One of French President Emmanuel Macron’s top priorities for his official state visit to the US this week was to persuade the US to stay in the Iran nuclear deal.

But in a sit-down interview with reporters on Wednesday evening, Macron admitted that his mission was probably a failure.

“My view — I don’t know what your president will decide — is that he will get rid of this deal on his own for domestic reasons,” Macron told reporters at George Washington University, shortly before heading back to France.

His comments were a bit surprising because during his visit to Washington, he and President Trump seemed incredibly chummy. Their public appearances were full of back-slapping, hugging, kissing, hand-holding, and one particularly strange incident involving dandruff.

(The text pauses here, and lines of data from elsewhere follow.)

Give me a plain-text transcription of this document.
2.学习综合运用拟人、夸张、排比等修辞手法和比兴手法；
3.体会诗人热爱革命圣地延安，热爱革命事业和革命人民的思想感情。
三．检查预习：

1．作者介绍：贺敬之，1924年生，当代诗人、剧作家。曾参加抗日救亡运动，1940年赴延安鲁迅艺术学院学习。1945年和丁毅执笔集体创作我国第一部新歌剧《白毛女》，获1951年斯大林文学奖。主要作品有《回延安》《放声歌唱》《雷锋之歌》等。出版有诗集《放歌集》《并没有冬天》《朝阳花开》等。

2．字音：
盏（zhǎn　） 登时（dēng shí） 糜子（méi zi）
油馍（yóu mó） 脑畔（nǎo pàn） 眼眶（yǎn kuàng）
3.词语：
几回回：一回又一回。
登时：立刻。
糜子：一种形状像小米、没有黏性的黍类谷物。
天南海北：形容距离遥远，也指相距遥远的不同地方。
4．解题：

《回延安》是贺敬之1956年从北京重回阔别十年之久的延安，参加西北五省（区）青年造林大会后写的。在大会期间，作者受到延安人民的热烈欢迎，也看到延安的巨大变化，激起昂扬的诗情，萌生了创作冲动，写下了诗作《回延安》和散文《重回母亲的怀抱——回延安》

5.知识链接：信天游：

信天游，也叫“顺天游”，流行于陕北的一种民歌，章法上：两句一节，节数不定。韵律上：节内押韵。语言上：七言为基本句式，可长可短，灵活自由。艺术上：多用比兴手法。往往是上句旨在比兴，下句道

At one point, Trump literally referred to Macron as “perfect.” All of this suggested that Macron’s charm offensive on behalf of the Iran deal might have had a shot at working.

But the Wednesday interview indicates that the French president isn’t very optimistic. Macron said he believes the US will decide to impose “very tough sanctions” after pulling out of the deal on May 12, which is the deadline for renewing the Iran deal as required by US law.

It’s really hard to tell what Trump is going to do next

Publicly, Trump has sent somewhat mixed signals on where he stands on the Iran deal recently. On Tuesday morning, he derided the deal as a “ridiculous” agreement that gives away too much to Tehran. But later that day, after Macron floated the idea of putting together a “new deal” that expands the terms of the agreement, Trump suggested the US could “be flexible” on the issue.

The unbridgeable gap between the two men, judging from Macron’s most recent comments, is over whether to stay in the current deal while negotiating a new agreement — or just pull out right away. Trump, who has frequently referred to the agreement as “the worst deal ever,” seems intent on exiting the agreement — a signature accomplishment of his predecessor, Barack Obama.

That being said, Trump has had opportunities to tear up the Iran deal in the past and has backed off. In the past, a number of his advisers, like Defense Secretary James Mattis, have counseled him to stay in the deal because Iran is abiding by the terms of the agreement and because the collapse of the agreement could give Iran a better chance at developing nuclear weapons than ever before, as the US’s allies will be reluctant to reimpose sanctions.

Macron, for his part, is wasting no time in laying out his public opposition to Trump pulling out of the deal. During a Wednesday morning speech to a joint session of Congress, Macron vociferously defended the nuclear deal, saying, “We should not abandon it without having something ... more substantial instead.”

Later that day, he told reporters that Trump’s willingness to withdraw from the Iran deal, and other international agreements like the Paris climate accord, is “very insane in the medium to long term.”

Despite this heated rhetoric, Macron seems to believe that he still might have a chance to move Trump on the Iran issue. “I want to be the honest broker of the situation,” he said on Wednesday evening. We’ll see if he’s right.